The amounts payable to a charter school in its first year of operation shall be based on the projections of initial-year enrollment set forth in the charter until actual enrollment is reported to the school district by the charter school (see Education Law §2856[1][b]).  Such projections shall be reconciled with the actual enrollment at the end of the school’s first year of operation, and any adjustment shall be made to payments during the school’s second year of operation (see Education Law §2856[1][b]).

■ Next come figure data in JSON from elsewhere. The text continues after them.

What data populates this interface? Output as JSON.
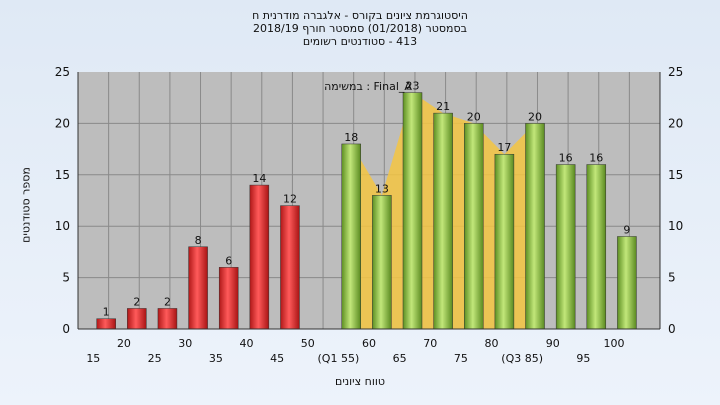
{
  "chart_data": {
    "type": "bar",
    "title_lines": [
      "היסטוגרמת ציונים בקורס - אלגברה מודרנית ח",
      "בסמסטר  (01/2018)  סמסטר חורף  2018/19",
      "413 - סטודנטים רשומים"
    ],
    "xlabel": "טווח ציונים",
    "ylabel": "מספר סטודנטים",
    "ylim": [
      0,
      25
    ],
    "yticks": [
      0,
      5,
      10,
      15,
      20,
      25
    ],
    "annotation": "במשימה : Final_A",
    "x_tick_labels": [
      "15",
      "20",
      "25",
      "30",
      "35",
      "40",
      "45",
      "50",
      "(Q1 55)",
      "60",
      "65",
      "70",
      "75",
      "80",
      "(Q3 85)",
      "90",
      "95",
      "100"
    ],
    "grid": true,
    "series": [
      {
        "name": "",
        "color": "#e02a2a",
        "points": [
          {
            "x": "20",
            "value": 1
          },
          {
            "x": "25",
            "value": 2
          },
          {
            "x": "30",
            "value": 2
          },
          {
            "x": "35",
            "value": 8
          },
          {
            "x": "40",
            "value": 6
          },
          {
            "x": "45",
            "value": 14
          },
          {
            "x": "50",
            "value": 12
          }
        ]
      },
      {
        "name": "",
        "color": "#8cc63f",
        "points": [
          {
            "x": "60",
            "value": 18
          },
          {
            "x": "65",
            "value": 13
          },
          {
            "x": "70",
            "value": 23
          },
          {
            "x": "75",
            "value": 21
          },
          {
            "x": "80",
            "value": 20
          },
          {
            "x": "85",
            "value": 17
          },
          {
            "x": "90",
            "value": 20
          },
          {
            "x": "95",
            "value": 16
          },
          {
            "x": "100",
            "value": 16
          },
          {
            "x": "100+",
            "value": 9
          }
        ]
      }
    ],
    "iqr_band_color": "#f5c542"
  }
}
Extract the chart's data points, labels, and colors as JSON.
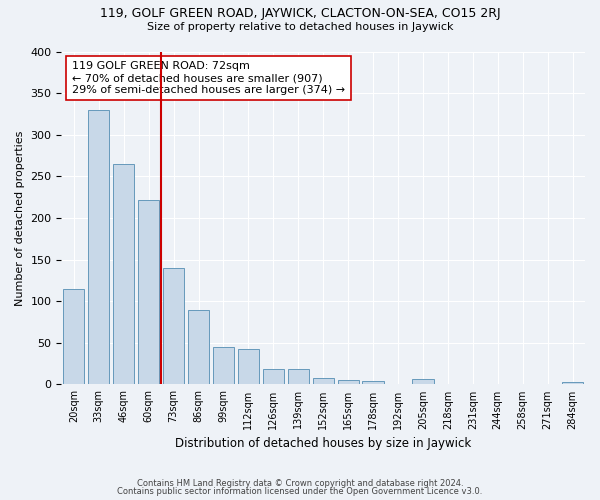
{
  "title": "119, GOLF GREEN ROAD, JAYWICK, CLACTON-ON-SEA, CO15 2RJ",
  "subtitle": "Size of property relative to detached houses in Jaywick",
  "xlabel": "Distribution of detached houses by size in Jaywick",
  "ylabel": "Number of detached properties",
  "bar_color": "#c8d8e8",
  "bar_edge_color": "#6699bb",
  "bins": [
    "20sqm",
    "33sqm",
    "46sqm",
    "60sqm",
    "73sqm",
    "86sqm",
    "99sqm",
    "112sqm",
    "126sqm",
    "139sqm",
    "152sqm",
    "165sqm",
    "178sqm",
    "192sqm",
    "205sqm",
    "218sqm",
    "231sqm",
    "244sqm",
    "258sqm",
    "271sqm",
    "284sqm"
  ],
  "values": [
    115,
    330,
    265,
    222,
    140,
    90,
    45,
    42,
    18,
    18,
    8,
    5,
    4,
    0,
    6,
    1,
    1,
    1,
    0,
    0,
    3
  ],
  "vline_bin_index": 4,
  "vline_color": "#cc0000",
  "annotation_text": "119 GOLF GREEN ROAD: 72sqm\n← 70% of detached houses are smaller (907)\n29% of semi-detached houses are larger (374) →",
  "annotation_box_color": "#ffffff",
  "annotation_box_edge": "#cc0000",
  "footnote1": "Contains HM Land Registry data © Crown copyright and database right 2024.",
  "footnote2": "Contains public sector information licensed under the Open Government Licence v3.0.",
  "ylim": [
    0,
    400
  ],
  "background_color": "#eef2f7",
  "grid_color": "#ffffff"
}
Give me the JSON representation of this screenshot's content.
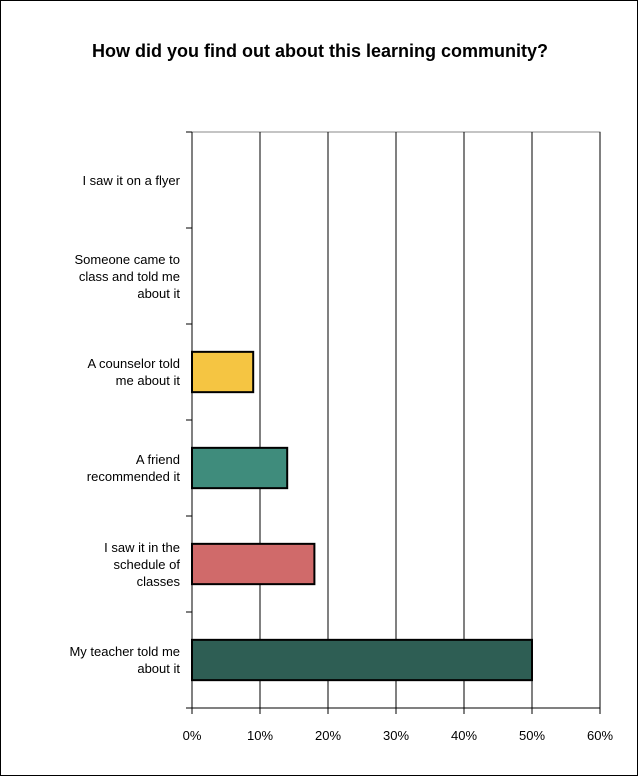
{
  "chart_data": {
    "type": "bar",
    "orientation": "horizontal",
    "title": "How did you find out about this learning community?",
    "categories": [
      "I saw it on a flyer",
      "Someone came to class and told me about it",
      "A counselor told me about it",
      "A friend recommended it",
      "I saw it in the schedule of classes",
      "My teacher told me about it"
    ],
    "category_lines": [
      [
        "I saw it on a flyer"
      ],
      [
        "Someone came to",
        "class and told me",
        "about it"
      ],
      [
        "A counselor told",
        "me about it"
      ],
      [
        "A friend",
        "recommended it"
      ],
      [
        "I saw it in the",
        "schedule of",
        "classes"
      ],
      [
        "My teacher told me",
        "about it"
      ]
    ],
    "values": [
      0,
      0,
      9,
      14,
      18,
      50
    ],
    "colors": [
      "#3b8f7c",
      "#3b8f7c",
      "#f5c542",
      "#3f8c7c",
      "#d06a6a",
      "#2e5e54"
    ],
    "xlim": [
      0,
      60
    ],
    "xticks": [
      "0%",
      "10%",
      "20%",
      "30%",
      "40%",
      "50%",
      "60%"
    ],
    "grid": true,
    "legend": "none"
  }
}
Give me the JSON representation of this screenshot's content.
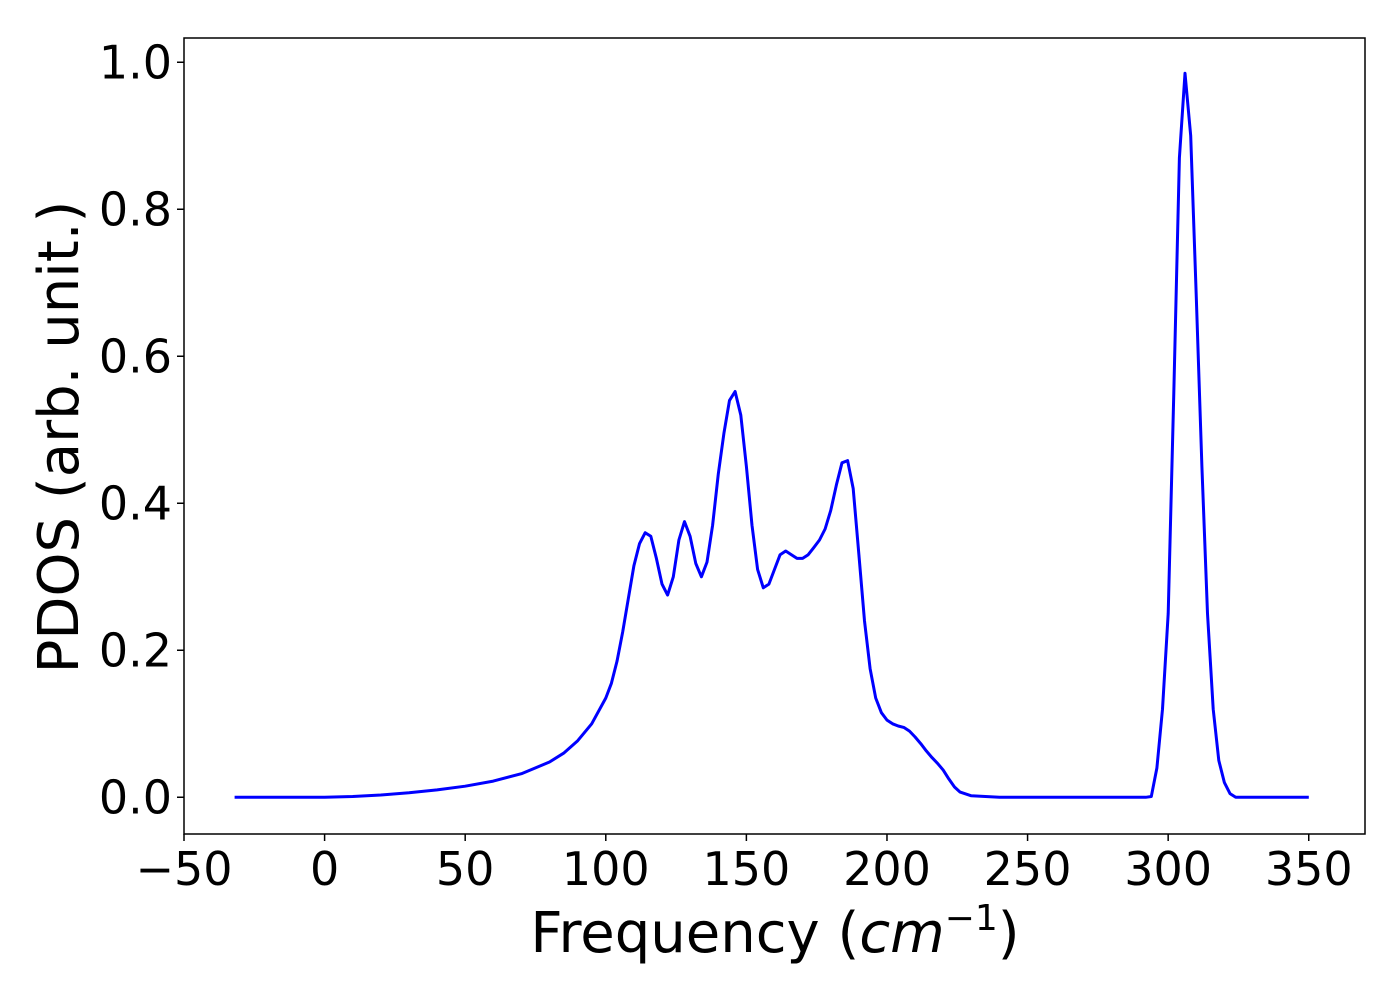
{
  "chart_data": {
    "type": "line",
    "title": "",
    "xlabel_text": "Frequency (",
    "xlabel_unit": "cm",
    "xlabel_exp": "−1",
    "xlabel_close": ")",
    "ylabel": "PDOS (arb. unit.)",
    "xlim": [
      -50,
      370
    ],
    "ylim": [
      -0.05,
      1.033
    ],
    "xticks": [
      -50,
      0,
      50,
      100,
      150,
      200,
      250,
      300,
      350
    ],
    "xtick_labels": [
      "−50",
      "0",
      "50",
      "100",
      "150",
      "200",
      "250",
      "300",
      "350"
    ],
    "yticks": [
      0.0,
      0.2,
      0.4,
      0.6,
      0.8,
      1.0
    ],
    "ytick_labels": [
      "0.0",
      "0.2",
      "0.4",
      "0.6",
      "0.8",
      "1.0"
    ],
    "grid": false,
    "line_color": "#0000ff",
    "series": [
      {
        "x": [
          -32,
          -20,
          0,
          10,
          20,
          30,
          40,
          50,
          60,
          70,
          75,
          80,
          85,
          90,
          95,
          100,
          102,
          104,
          106,
          108,
          110,
          112,
          114,
          116,
          118,
          120,
          122,
          124,
          126,
          128,
          130,
          132,
          134,
          136,
          138,
          140,
          142,
          144,
          146,
          148,
          150,
          152,
          154,
          156,
          158,
          160,
          162,
          164,
          166,
          168,
          170,
          172,
          174,
          176,
          178,
          180,
          182,
          184,
          186,
          188,
          190,
          192,
          194,
          196,
          198,
          200,
          202,
          204,
          206,
          208,
          210,
          212,
          214,
          216,
          218,
          220,
          222,
          224,
          226,
          230,
          240,
          250,
          260,
          270,
          280,
          288,
          290,
          292,
          294,
          296,
          298,
          300,
          302,
          304,
          306,
          308,
          310,
          312,
          314,
          316,
          318,
          320,
          322,
          324,
          326,
          330,
          340,
          350
        ],
        "y": [
          0.0,
          0.0,
          0.0,
          0.001,
          0.003,
          0.006,
          0.01,
          0.015,
          0.022,
          0.032,
          0.04,
          0.048,
          0.06,
          0.077,
          0.1,
          0.135,
          0.155,
          0.185,
          0.225,
          0.27,
          0.315,
          0.345,
          0.36,
          0.355,
          0.325,
          0.29,
          0.275,
          0.3,
          0.35,
          0.375,
          0.355,
          0.318,
          0.3,
          0.32,
          0.37,
          0.44,
          0.495,
          0.54,
          0.552,
          0.52,
          0.45,
          0.37,
          0.31,
          0.285,
          0.29,
          0.31,
          0.33,
          0.335,
          0.33,
          0.325,
          0.325,
          0.33,
          0.34,
          0.35,
          0.365,
          0.39,
          0.425,
          0.455,
          0.458,
          0.42,
          0.33,
          0.24,
          0.175,
          0.135,
          0.115,
          0.105,
          0.1,
          0.097,
          0.095,
          0.09,
          0.082,
          0.073,
          0.063,
          0.054,
          0.046,
          0.037,
          0.025,
          0.014,
          0.007,
          0.002,
          0.0,
          0.0,
          0.0,
          0.0,
          0.0,
          0.0,
          0.0,
          0.0,
          0.001,
          0.04,
          0.12,
          0.25,
          0.55,
          0.87,
          0.985,
          0.9,
          0.68,
          0.45,
          0.25,
          0.12,
          0.05,
          0.02,
          0.005,
          0.0,
          0.0,
          0.0,
          0.0,
          0.0
        ]
      }
    ]
  }
}
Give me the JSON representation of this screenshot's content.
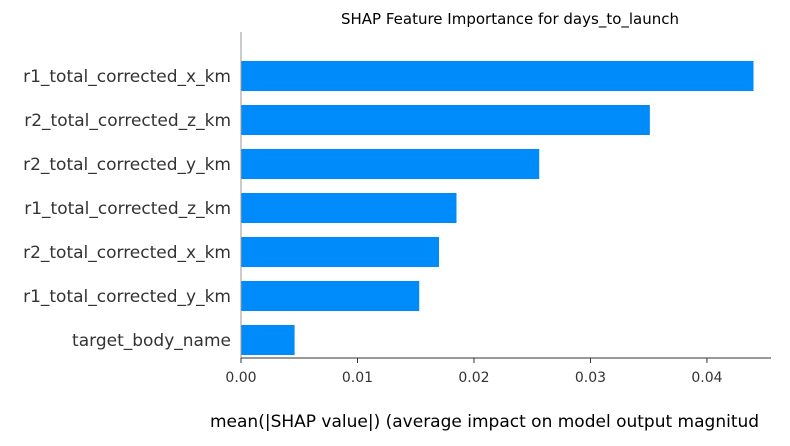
{
  "chart_data": {
    "type": "bar",
    "orientation": "horizontal",
    "title": "SHAP Feature Importance for days_to_launch",
    "xlabel": "mean(|SHAP value|) (average impact on model output magnitud",
    "ylabel": "",
    "categories": [
      "r1_total_corrected_x_km",
      "r2_total_corrected_z_km",
      "r2_total_corrected_y_km",
      "r1_total_corrected_z_km",
      "r2_total_corrected_x_km",
      "r1_total_corrected_y_km",
      "target_body_name"
    ],
    "values": [
      0.044,
      0.0351,
      0.0256,
      0.0185,
      0.017,
      0.0153,
      0.0046
    ],
    "xlim": [
      0.0,
      0.0455
    ],
    "x_ticks": [
      0.0,
      0.01,
      0.02,
      0.03,
      0.04
    ],
    "x_tick_labels": [
      "0.00",
      "0.01",
      "0.02",
      "0.03",
      "0.04"
    ],
    "grid": false,
    "bar_color": "#008bfb",
    "axis_color": "#333333"
  }
}
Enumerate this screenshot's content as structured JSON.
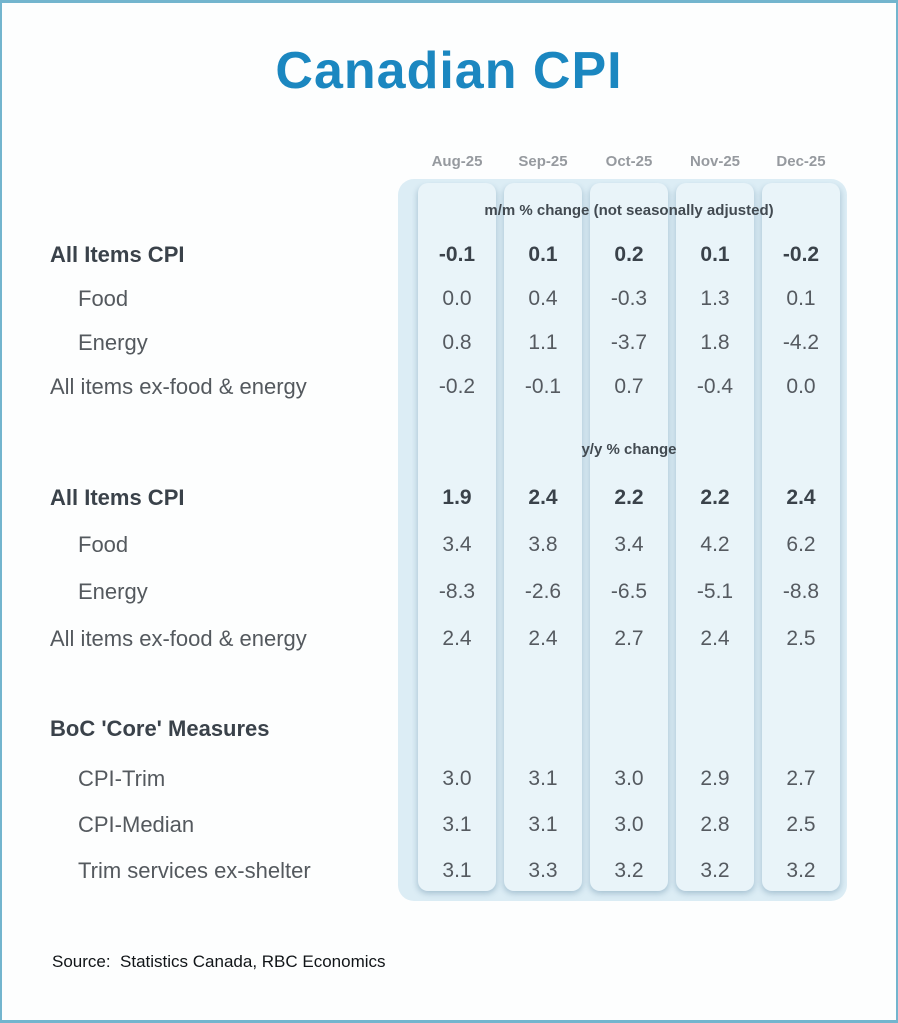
{
  "page": {
    "title": "Canadian CPI",
    "source": "Source:  Statistics Canada, RBC Economics"
  },
  "colors": {
    "title_blue": "#1b87c0",
    "panel_bg": "#dcedf5",
    "stripe_bg": "#e9f4f9",
    "page_border": "#73b5ce",
    "month_header_text": "#969a9f",
    "label_text": "#54595e",
    "bold_text": "#3a424a"
  },
  "chart_data": {
    "type": "table",
    "title": "Canadian CPI",
    "columns": [
      "Aug-25",
      "Sep-25",
      "Oct-25",
      "Nov-25",
      "Dec-25"
    ],
    "sections": [
      {
        "header": "m/m % change (not seasonally adjusted)",
        "rows": [
          {
            "label": "All Items CPI",
            "bold": true,
            "values": [
              "-0.1",
              "0.1",
              "0.2",
              "0.1",
              "-0.2"
            ]
          },
          {
            "label": "Food",
            "indent": true,
            "values": [
              "0.0",
              "0.4",
              "-0.3",
              "1.3",
              "0.1"
            ]
          },
          {
            "label": "Energy",
            "indent": true,
            "values": [
              "0.8",
              "1.1",
              "-3.7",
              "1.8",
              "-4.2"
            ]
          },
          {
            "label": "All items ex-food & energy",
            "values": [
              "-0.2",
              "-0.1",
              "0.7",
              "-0.4",
              "0.0"
            ]
          }
        ]
      },
      {
        "header": "y/y % change",
        "rows": [
          {
            "label": "All Items CPI",
            "bold": true,
            "values": [
              "1.9",
              "2.4",
              "2.2",
              "2.2",
              "2.4"
            ]
          },
          {
            "label": "Food",
            "indent": true,
            "values": [
              "3.4",
              "3.8",
              "3.4",
              "4.2",
              "6.2"
            ]
          },
          {
            "label": "Energy",
            "indent": true,
            "values": [
              "-8.3",
              "-2.6",
              "-6.5",
              "-5.1",
              "-8.8"
            ]
          },
          {
            "label": "All items ex-food & energy",
            "values": [
              "2.4",
              "2.4",
              "2.7",
              "2.4",
              "2.5"
            ]
          }
        ]
      },
      {
        "header": "BoC 'Core' Measures",
        "header_in_label_column": true,
        "rows": [
          {
            "label": "CPI-Trim",
            "indent": true,
            "values": [
              "3.0",
              "3.1",
              "3.0",
              "2.9",
              "2.7"
            ]
          },
          {
            "label": "CPI-Median",
            "indent": true,
            "values": [
              "3.1",
              "3.1",
              "3.0",
              "2.8",
              "2.5"
            ]
          },
          {
            "label": "Trim services ex-shelter",
            "indent": true,
            "values": [
              "3.1",
              "3.3",
              "3.2",
              "3.2",
              "3.2"
            ]
          }
        ]
      }
    ],
    "source": "Statistics Canada, RBC Economics"
  }
}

The record in this case indicates that CAMPA will first commence instruction in the 2015–2016 school year, during which it intends to serve approximately 125 students in sixth grade.  In 2016-17 CAMPA will begin serving students in grade seven and, in 2017-18, students in grade eight.  Accordingly, pursuant to Education Law §2853(3)(e)(5), DOE must pay CAMPA in each year of the charter the lesser of the actual rental cost of an alternative privately owned site selected by CAMPA or 20 percent of the product of CAMPA’s basic tuition for the current school year (e.g., the 2015-2016 school year in the first year) and CAMPA’s enrollment for the current school year (e.g., the 2015-2016 school year in the first year).  As noted above, DOE is obligated to pay for all the grades in the newly-opened charter school in each year of the initial charter term; the amount payable must be based on the charter school’s actual current year enrollment (Appeal of Rosalyn Yalow Charter School, 54 Ed Dept Rep, Decision No. 16,690).

In this instance, petitioner also has not been afforded the opportunity to select an alternative privately owned site, and respondent must afford the school an opportunity to do so.  Petitioner must present DOE with evidence of the actual rental cost of an alternative privately owned site so that DOE can determine whether such rental cost is less than the amount computed pursuant to Education Law §2853(3)(e)(5)(B).

Nothing herein should be construed to prevent DOE from offering CAMPA co-location space in the future.

THE APPEAL IS SUSTAINED TO THE EXTENT INDICATED.

IT IS ORDERED that DOE comply with the requirements of Education Law §2853(3)(e)(5) in accordance with this decision and pay petitioner the lesser of the actual rental cost of an alternative privately owned site selected by petitioner or 20 percent of the product of petitioner’s basic tuition for the current school year and petitioner’s current year enrollment.